Penso em tudo que me percorreu na quietude dos últimos dias, das últimas semanas, meses, até. O caderno, guardado na mochila, intocado; em casa, assim também tem permanecido sobre a escrivaninha. Não me forço a absolutamente nada: minha escrita também é instintiva, e aceito seu recolhimento tanto quanto sua manifestação. Acho que há muita grandeza em viver as coisas sem dizê-las, ou, ainda, sem nem saber dizê-las de imediato: me torna mais curiosa, mais obstinada. Investigo o que me atravessa, vasculho meu inventário de vivências nomeadas, dou lugar ao que é novo. No princípio era a Palavra, mas antes dela já havia o silêncio. Quando menos espero, ela se materializa em mim - e escrevo.
Eita, eita eita heim.....Fazia tempo que eu não pingava por aqui. É a Vida corrida nos pensamentos. As vezes olho o aviso no email, mas deixo pra depois ler e pimmmmbbbaaa lá se foi mais um post pro passado sem ler. rs... Mais um texto cheio de "deixas", ou spin off's pra falar mais na modinha dos seriados e filmes da atualidade, heim?! Só o "...colher, separar, preparar, compartilhar com os seus..." já mereceria algumas páginas de digitação ou horas de bate papo. Bem, quanto mais envelheço e mais me questiono, mais percebo que o sentido da vida está em "Colher, separar, preparar, compartilhar com os seus". Eu adicionaria mais um verbo a esta frase e ela se encaixaria com perfeição numa sinopse do que entendo ser o enredo de uma vida. Esse verbo é Plantar. pra começar a colher é preciso plantar. Sem plantio não há colheita. Percebo que na vida sempre estamos colhendo o que plantamos, seja com palavras, sentimentos ou atitudes. Parece até meio lugar comum dizer isso, mas tenho aprendido que esse lugar comum é tão comum que passamos por ele como se passássemos pelo mar sem notar a grandiosidade dele, ou pelo amanhecer sem notar a quantidade de beleza que existe num amanhecer. O lugar comum é "colhemos o que plantamos". E a analogia com as verduras sendo colhidas e imaginando isso sendo feito por vc e sua mãe estatelou em meus pensamentos o "plantamos o que colhemos", simples assim. Difícil compreender isso, mas acredite-me, tudo o que nos faz tristes ou alegres tem relação direta com o que plantamos.... como te explicar isso? Não consigo....é como ser o uma testemunha ocular de algo que só eu vi. Cada um deve buscar testemunhar, e não esperar que algum órgão governamental diga que é verdade. Vai esperar pela eternidade. Estou somente dando uma sugestão de direção!!!!! Ok!?

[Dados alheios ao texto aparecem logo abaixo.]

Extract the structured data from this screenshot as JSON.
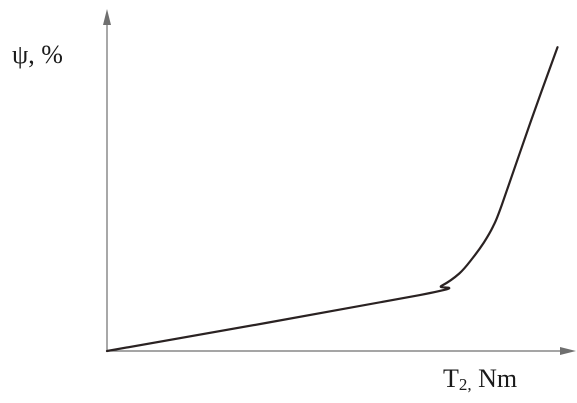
{
  "chart_data": {
    "type": "line",
    "title": "",
    "ylabel": "ψ, %",
    "xlabel_main": "T",
    "xlabel_sub": "2,",
    "xlabel_unit": " Nm",
    "ticks": "none",
    "grid": false,
    "legend": "none",
    "xlim": [
      0,
      100
    ],
    "ylim": [
      0,
      100
    ],
    "series": [
      {
        "x": [
          0,
          70,
          75,
          79,
          82,
          84.5,
          86.5,
          88.5,
          95,
          101
        ],
        "y": [
          0,
          18,
          21,
          25,
          30,
          35,
          40,
          47,
          74,
          98
        ]
      }
    ],
    "colors": {
      "axis": "#6f6f6f",
      "line": "#2a2222"
    }
  }
}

E sobre o "...Acho que há muita grandeza em viver as coisas sem dizê-las, ou, ainda, sem nem saber dizê-las de imediato: me torna mais curiosa, mais obstinada....", que bom que estamos percebendo isso. Estou me incluindo nesta percepção tb. Quantos momentos tristes eu teria evitado, se não dissesse coisas em momentos inoportunos. Mesmo que estivesse certas e justas. Quanta energia desperdiçada tolamente teria evitado. Mas enfim, é por aí que adquirimos sabedoria, no silencio para meditarmos sobre o que dizer e em que momento dizer. Vou compartilhar uma pequena frase dita por um mestre em uma noite de terça-feira em algum momento da eternidade: "Sentir antes de pensar e pensar antes de dizer!". Eu diria que vão mais algumas horas pra entender esta frase. Um dia compartilho outras que são um pouco mais diretas e controversas e que costumam deixar pessoas indignadas por alguém te-las dito, mas que a eternidade costuma mostrar como estão certas, pra não dizer perfeitas.

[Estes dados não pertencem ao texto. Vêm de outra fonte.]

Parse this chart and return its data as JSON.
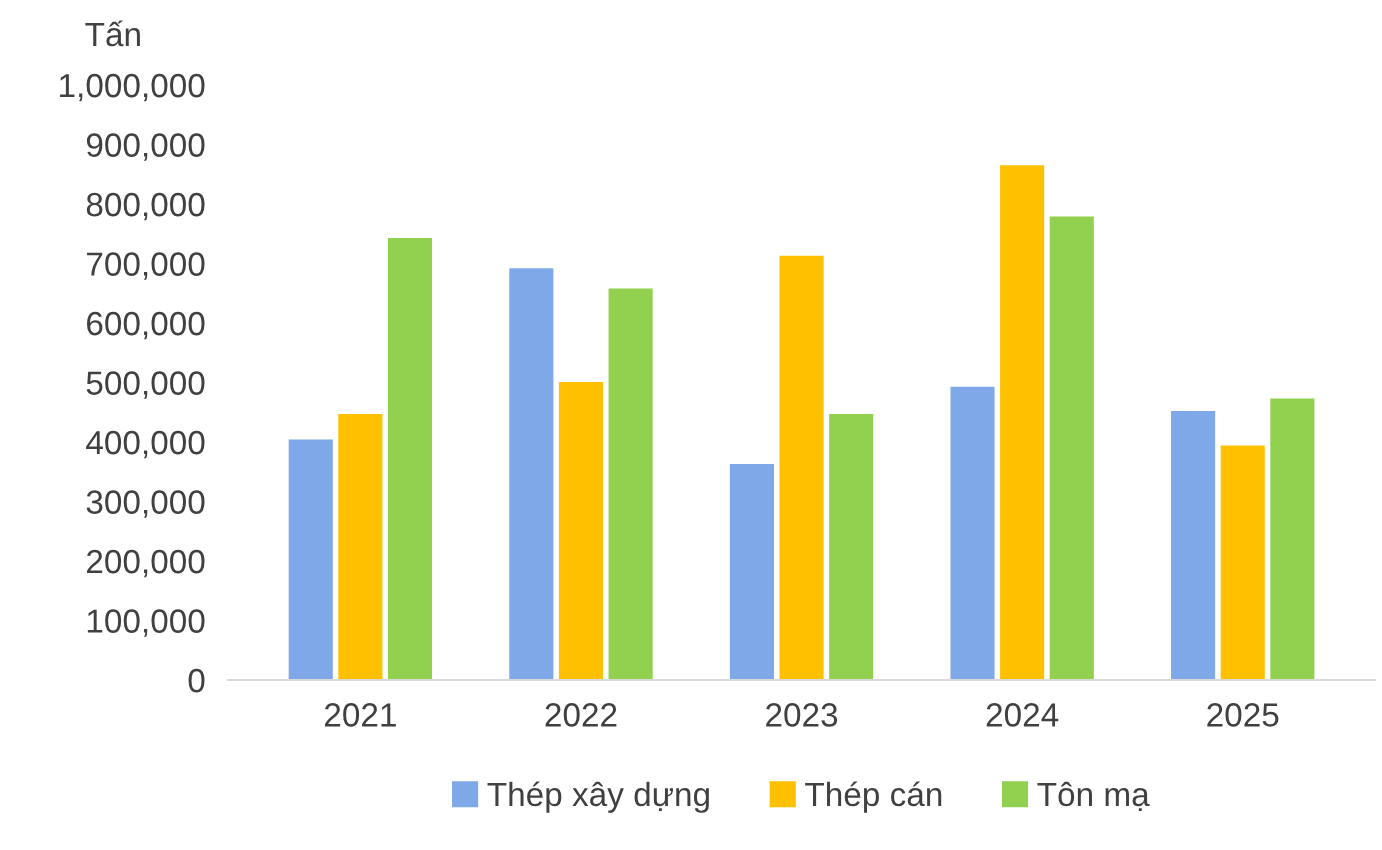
{
  "chart_data": {
    "type": "bar",
    "ylabel": "Tấn",
    "categories": [
      "2021",
      "2022",
      "2023",
      "2024",
      "2025"
    ],
    "series": [
      {
        "name": "Thép xây dựng",
        "color": "#7ea8e8",
        "values": [
          404000,
          692000,
          363000,
          493000,
          452000
        ]
      },
      {
        "name": "Thép cán",
        "color": "#ffc000",
        "values": [
          447000,
          501000,
          713000,
          865000,
          394000
        ]
      },
      {
        "name": "Tôn mạ",
        "color": "#92d050",
        "values": [
          743000,
          658000,
          447000,
          779000,
          473000
        ]
      }
    ],
    "ylim": [
      0,
      1000000
    ],
    "yticks": [
      {
        "value": 0,
        "label": "0"
      },
      {
        "value": 100000,
        "label": "100,000"
      },
      {
        "value": 200000,
        "label": "200,000"
      },
      {
        "value": 300000,
        "label": "300,000"
      },
      {
        "value": 400000,
        "label": "400,000"
      },
      {
        "value": 500000,
        "label": "500,000"
      },
      {
        "value": 600000,
        "label": "600,000"
      },
      {
        "value": 700000,
        "label": "700,000"
      },
      {
        "value": 800000,
        "label": "800,000"
      },
      {
        "value": 900000,
        "label": "900,000"
      },
      {
        "value": 1000000,
        "label": "1,000,000"
      }
    ],
    "grid": false,
    "legend": "bottom"
  }
}
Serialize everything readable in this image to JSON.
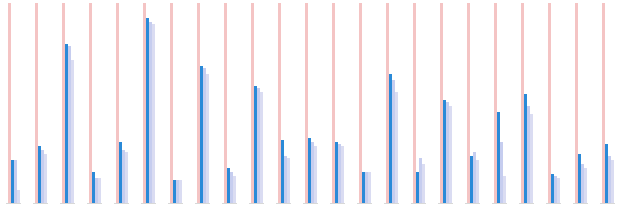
{
  "chart_data": {
    "type": "bar",
    "categories": [
      null,
      null,
      null,
      null,
      null,
      null,
      null,
      null,
      null,
      null,
      null,
      null,
      null,
      null,
      null,
      null,
      null,
      null,
      null,
      null,
      null,
      null,
      null
    ],
    "series": [
      {
        "color": "#f4c4c4",
        "values": [
          100,
          100,
          100,
          100,
          100,
          100,
          100,
          100,
          100,
          100,
          100,
          100,
          100,
          100,
          100,
          100,
          100,
          100,
          100,
          100,
          100,
          100,
          100
        ]
      },
      {
        "color": "#2a8ad8",
        "values": [
          21.5,
          28.5,
          79.5,
          15.5,
          30.5,
          92.5,
          11.5,
          68.5,
          17.5,
          58.5,
          31.5,
          32.5,
          30.5,
          15.5,
          64.5,
          15.5,
          51.5,
          23.5,
          45.5,
          54.5,
          14.5,
          24.5,
          29.5
        ]
      },
      {
        "color": "#c6cdef",
        "values": [
          21.5,
          26.5,
          78.5,
          12.5,
          26.5,
          90.5,
          11.5,
          67.5,
          15.5,
          57.5,
          23.5,
          30.5,
          29.5,
          15.5,
          61.5,
          22.5,
          50.5,
          25.5,
          30.5,
          48.5,
          13.5,
          19.5,
          23.5
        ]
      },
      {
        "color": "#dadcf2",
        "values": [
          6.5,
          24.5,
          71.5,
          12.5,
          25.5,
          89.5,
          11.5,
          64.5,
          13.5,
          55.5,
          22.5,
          28.5,
          28.5,
          15.5,
          55.5,
          19.5,
          48.5,
          21.5,
          13.5,
          44.5,
          12.5,
          17.5,
          21.5
        ]
      }
    ],
    "ylim": [
      0,
      100
    ],
    "yticks": [],
    "tick_labels": false,
    "grid": false
  }
}
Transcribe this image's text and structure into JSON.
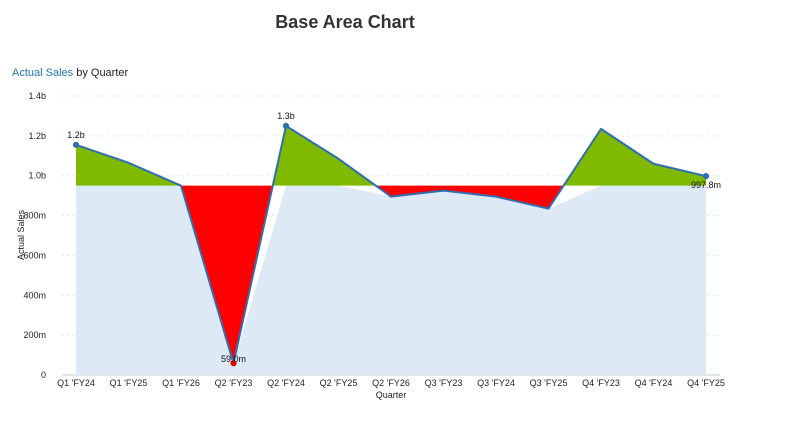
{
  "chart_data": {
    "type": "area",
    "title": "Base Area Chart",
    "subtitle_highlight": "Actual Sales",
    "subtitle_rest": " by Quarter",
    "xlabel": "Quarter",
    "ylabel": "Actual Sales",
    "baseline": 950000000,
    "ylim": [
      0,
      1400000000
    ],
    "yticks": [
      {
        "value": 0,
        "label": "0"
      },
      {
        "value": 200000000,
        "label": "200m"
      },
      {
        "value": 400000000,
        "label": "400m"
      },
      {
        "value": 600000000,
        "label": "600m"
      },
      {
        "value": 800000000,
        "label": "800m"
      },
      {
        "value": 1000000000,
        "label": "1.0b"
      },
      {
        "value": 1200000000,
        "label": "1.2b"
      },
      {
        "value": 1400000000,
        "label": "1.4b"
      }
    ],
    "categories": [
      "Q1 'FY24",
      "Q1 'FY25",
      "Q1 'FY26",
      "Q2 'FY23",
      "Q2 'FY24",
      "Q2 'FY25",
      "Q2 'FY26",
      "Q3 'FY23",
      "Q3 'FY24",
      "Q3 'FY25",
      "Q4 'FY23",
      "Q4 'FY24",
      "Q4 'FY25"
    ],
    "series": [
      {
        "values": [
          1155000000,
          1065000000,
          950000000,
          59000000,
          1250000000,
          1085000000,
          895000000,
          925000000,
          895000000,
          835000000,
          1235000000,
          1060000000,
          997800000
        ]
      }
    ],
    "data_labels": [
      {
        "index": 0,
        "text": "1.2b"
      },
      {
        "index": 3,
        "text": "59.0m"
      },
      {
        "index": 4,
        "text": "1.3b"
      },
      {
        "index": 12,
        "text": "997.8m"
      }
    ],
    "marked_points": [
      0,
      3,
      4,
      12
    ],
    "grid": true,
    "colors": {
      "line": "#2f6fb0",
      "above": "#7fba00",
      "below": "#ff0000",
      "base_fill": "#dde9f5",
      "grid": "#e3e3e3",
      "axis": "#c8c8c8"
    }
  }
}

Ahhh e as "...discussões que já tivemos em época de eleições, nas veladas e nas escancaradas, no quanto divergimos sobre um tanto de tudo..." rs....e que não teve as discussões??? As vezes percebo que o Universo é tão perfeito, que nos coloca pessoas em nossos caminhos com as quais podemos ser nós mesmos, sem máscaras. E digo sem máscaras, por que lá no fundinho sabemos que se, estas pessoas, trocaram nossas fraldas, sabemos que podemos contar com elas pra sermos nós mesmos, em nossas indignações, palavrões e caras fechadas. Ahhhhhhhhhhh se fizéssemos o mesmo com outras pessoas, e mostrássemos a nossa maneira de lidar com discussões, de forma aberta e escancarada....rs.....consegue imaginar que não resistiríamos 2 min? recebendo soco e ponta pés verbais ou físicos? Ou pior, talvez seríamos apunhalados pelas costas sem saber quem foi. O que é muito comum em nossas vidas, diga-se de passagem.

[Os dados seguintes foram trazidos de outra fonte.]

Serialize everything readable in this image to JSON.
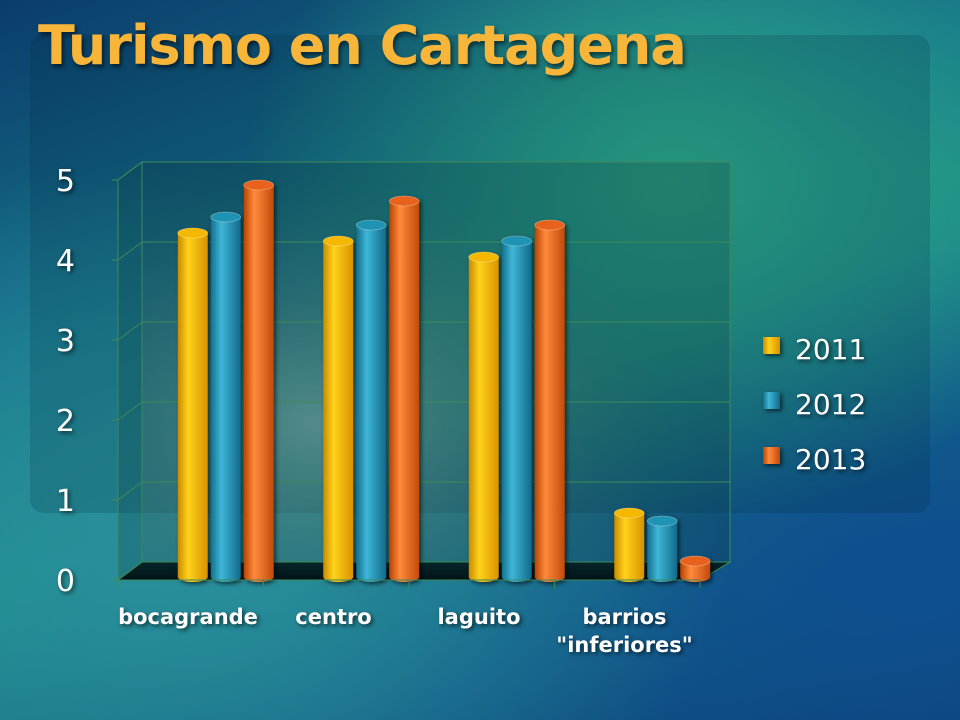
{
  "chart_data": {
    "type": "bar",
    "title": "Turismo en Cartagena",
    "categories": [
      "bocagrande",
      "centro",
      "laguito",
      "barrios \"inferiores\""
    ],
    "category_lines": [
      [
        "bocagrande"
      ],
      [
        "centro"
      ],
      [
        "laguito"
      ],
      [
        "barrios",
        "\"inferiores\""
      ]
    ],
    "series": [
      {
        "name": "2011",
        "values": [
          4.3,
          4.2,
          4.0,
          0.8
        ],
        "color": "#f5b800"
      },
      {
        "name": "2012",
        "values": [
          4.5,
          4.4,
          4.2,
          0.7
        ],
        "color": "#1f93b4"
      },
      {
        "name": "2013",
        "values": [
          4.9,
          4.7,
          4.4,
          0.2
        ],
        "color": "#e8621e"
      }
    ],
    "ylim": [
      0,
      5
    ],
    "yticks": [
      "0",
      "1",
      "2",
      "3",
      "4",
      "5"
    ],
    "xlabel": "",
    "ylabel": "",
    "legend_position": "right",
    "grid": true
  }
}
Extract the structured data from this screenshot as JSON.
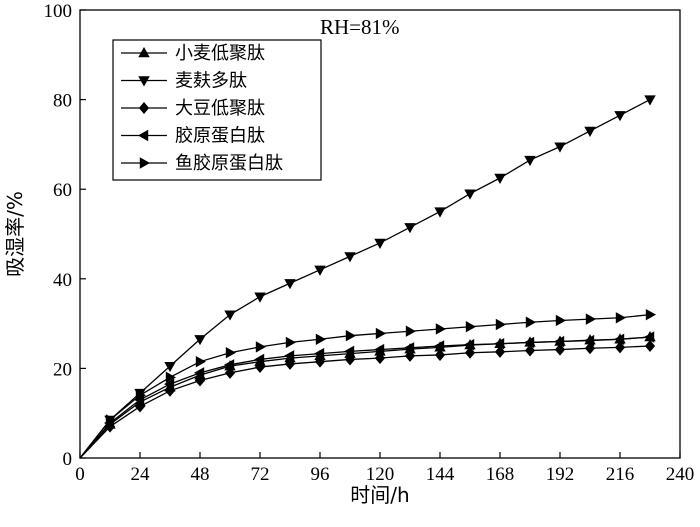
{
  "chart_data": {
    "type": "line",
    "annotation": "RH=81%",
    "xlabel": "时间/h",
    "ylabel": "吸湿率/%",
    "xlim": [
      0,
      240
    ],
    "ylim": [
      0,
      100
    ],
    "x_ticks": [
      "0",
      "24",
      "48",
      "72",
      "96",
      "120",
      "144",
      "168",
      "192",
      "216",
      "240"
    ],
    "y_ticks": [
      "0",
      "20",
      "40",
      "60",
      "80",
      "100"
    ],
    "grid": false,
    "legend_position": "top-left",
    "x": [
      0,
      12,
      24,
      36,
      48,
      60,
      72,
      84,
      96,
      108,
      120,
      132,
      144,
      156,
      168,
      180,
      192,
      204,
      216,
      228
    ],
    "series": [
      {
        "name": "小麦低聚肽",
        "marker": "triangle-up",
        "values": [
          0,
          7.5,
          12.5,
          15.8,
          18.5,
          20.5,
          21.5,
          22.3,
          22.8,
          23.3,
          23.8,
          24.3,
          24.7,
          25.2,
          25.5,
          25.8,
          26.0,
          26.3,
          26.5,
          27.0
        ]
      },
      {
        "name": "麦麸多肽",
        "marker": "triangle-down",
        "values": [
          0,
          8.5,
          14.5,
          20.5,
          26.5,
          32.0,
          36.0,
          39.0,
          42.0,
          45.0,
          48.0,
          51.5,
          55.0,
          59.0,
          62.5,
          66.5,
          69.5,
          73.0,
          76.5,
          80.0
        ]
      },
      {
        "name": "大豆低聚肽",
        "marker": "diamond",
        "values": [
          0,
          7.0,
          11.5,
          15.0,
          17.3,
          19.0,
          20.3,
          21.0,
          21.5,
          22.0,
          22.3,
          22.8,
          23.0,
          23.5,
          23.7,
          24.0,
          24.2,
          24.5,
          24.7,
          25.0
        ]
      },
      {
        "name": "胶原蛋白肽",
        "marker": "triangle-left",
        "values": [
          0,
          7.8,
          13.0,
          16.5,
          19.0,
          20.8,
          22.0,
          22.8,
          23.3,
          23.8,
          24.2,
          24.6,
          25.0,
          25.3,
          25.5,
          25.8,
          26.0,
          26.2,
          26.5,
          27.0
        ]
      },
      {
        "name": "鱼胶原蛋白肽",
        "marker": "triangle-right",
        "values": [
          0,
          8.5,
          14.0,
          18.0,
          21.5,
          23.5,
          24.8,
          25.8,
          26.5,
          27.3,
          27.8,
          28.3,
          28.8,
          29.3,
          29.8,
          30.3,
          30.7,
          31.0,
          31.3,
          32.0
        ]
      }
    ]
  }
}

"...torço para que levem embora uma porção de coisas que carrego comigo..." não precisa torcer, basta confiar que isso acontece, e isso acontecerá. Da mesma forma que, se bem cuidada, uma semente floresce, mesmo que não se entenda os mecanismos pelos quais ela floresce. Ela simplesmente floresce. Confie que as águas levem aquilo que não te pertence e elas levarão. Não busque comprovações humanas para isto. Simplesmente faça, confie e siga em frente. E depois, cuide para que você não absorva novamente aquelas coisas que não te pertence. Quanto mais estiver empenhada nesse cuidar, mais as águas te aliviarão. Isso, é só uma sugestão de direção ok? Não necessariamente estou certo. Talvez valha pensar a respeito.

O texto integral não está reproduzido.